Bamlanivimabe, o primeiro medicamento específico contra Covid-19
A segurança e eficácia da terapia é experimental, mas os ensaios clínicos confirmam que o bamlanivimabe, em comparação com o placebo, reduz as hospitalizações em pacientes com alto risco de progressão da doença. Por esse motivo, seu uso é recomendado nas fases iniciais da doença.
Portal
Vermelho
A agência reguladora de medicamentos dos EUA, FDA (Food and Drug
Administration), acaba de emitir uma Autorização de Uso de Emergência (EUA)
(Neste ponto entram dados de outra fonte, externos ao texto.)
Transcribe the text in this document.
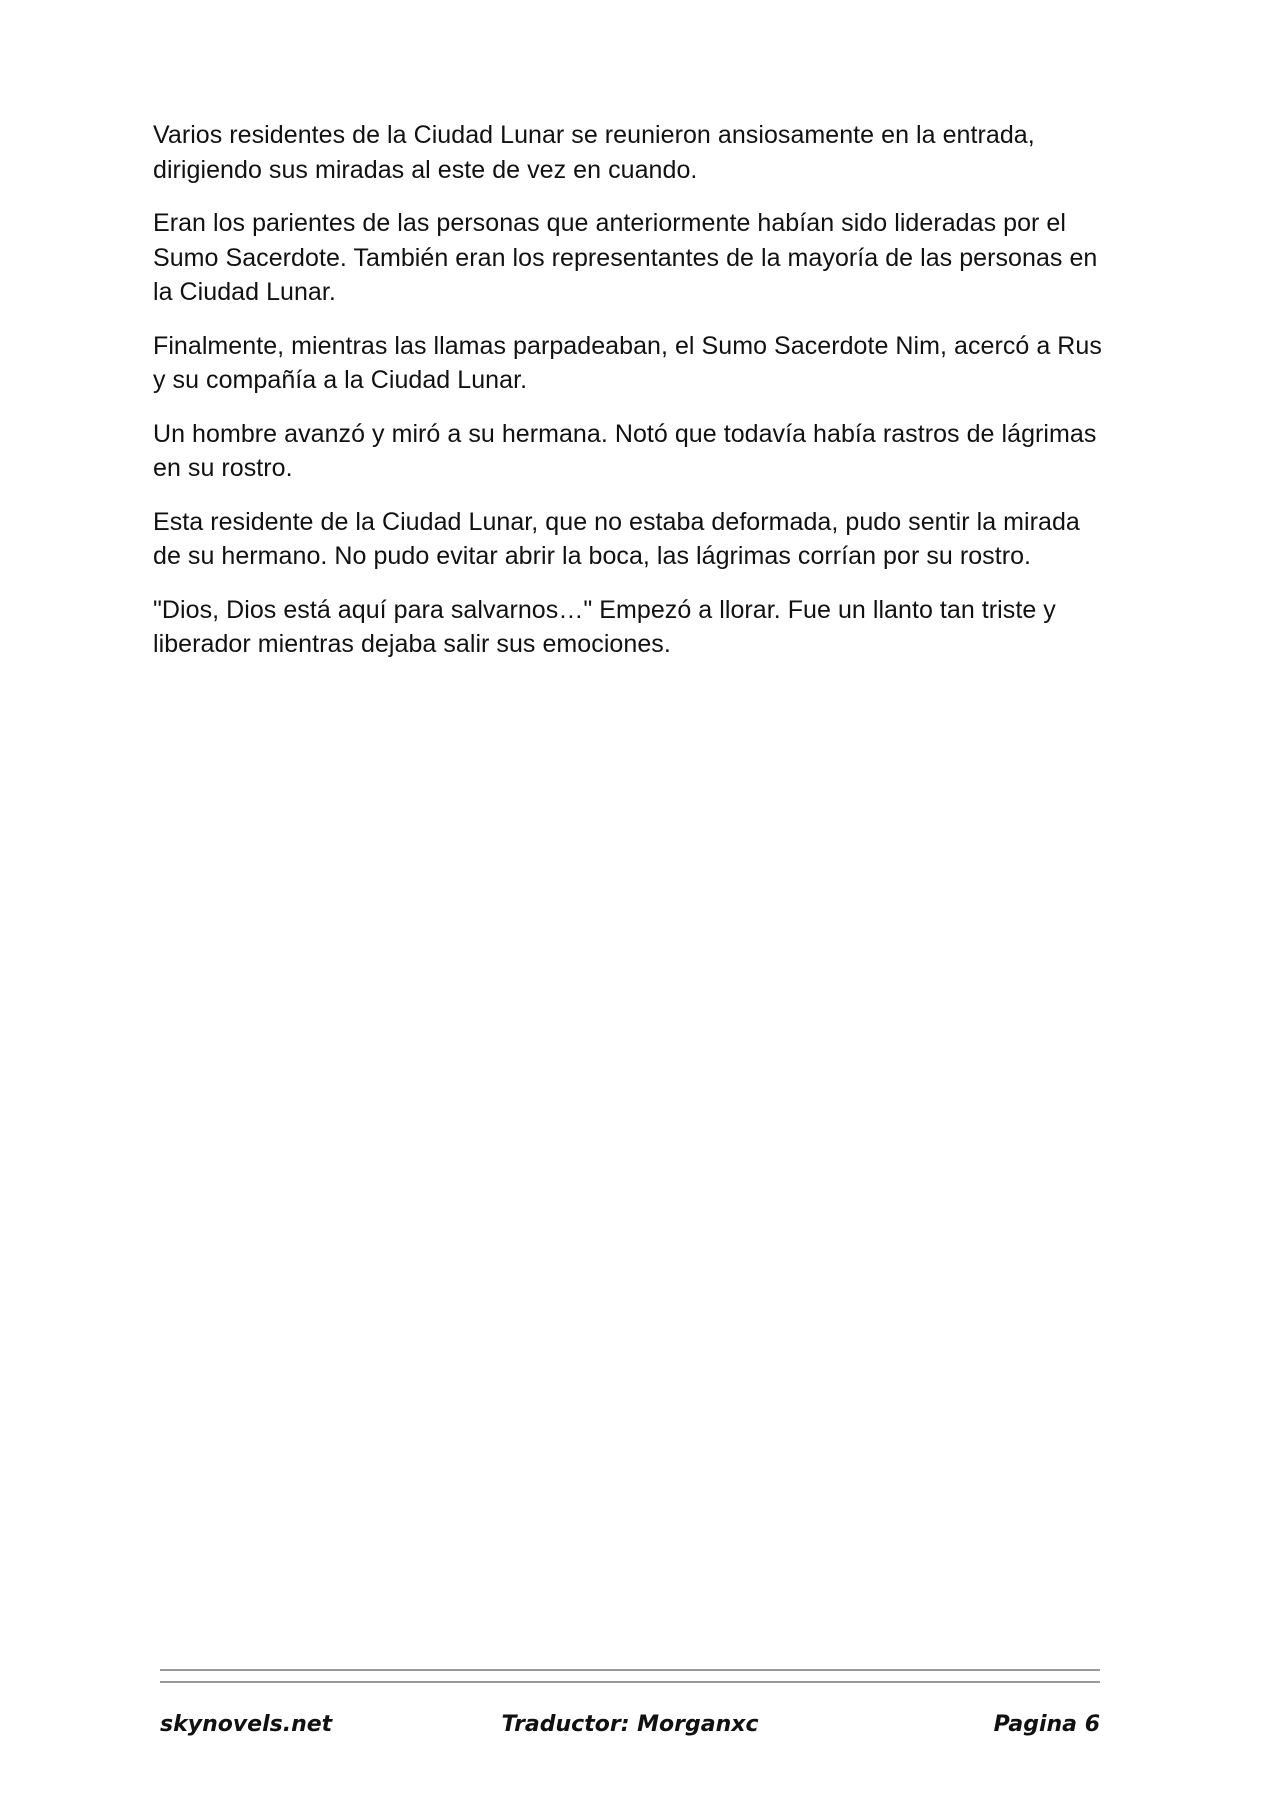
Varios residentes de la Ciudad Lunar se reunieron ansiosamente en la entrada, dirigiendo sus miradas al este de vez en cuando.

Eran los parientes de las personas que anteriormente habían sido lideradas por el Sumo Sacerdote. También eran los representantes de la mayoría de las personas en la Ciudad Lunar.

Finalmente, mientras las llamas parpadeaban, el Sumo Sacerdote Nim, acercó a Rus y su compañía a la Ciudad Lunar.

Un hombre avanzó y miró a su hermana. Notó que todavía había rastros de lágrimas en su rostro.

Esta residente de la Ciudad Lunar, que no estaba deformada, pudo sentir la mirada de su hermano. No pudo evitar abrir la boca, las lágrimas corrían por su rostro.

"Dios, Dios está aquí para salvarnos…" Empezó a llorar. Fue un llanto tan triste y liberador mientras dejaba salir sus emociones.

skynovels.net	Traductor: Morganxc	Pagina 6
para o tratamento de Covid-19 de intensidade leve a moderada em pacientes
adultos e pediátricos que não foram hospitalizados. A terapia, ainda em
investigação, é baseada em anticorpos monoclonais e atende pelo nome de
bamlanivimabe.
Esse agente terapêutico, desenvolvido pela farmacêutica Eli Lilly, é um
anticorpo monoclonal semelhante aos que faziam parte do coquetel de
medicamentos para Covid-19 que foi administrado a Donald Trump.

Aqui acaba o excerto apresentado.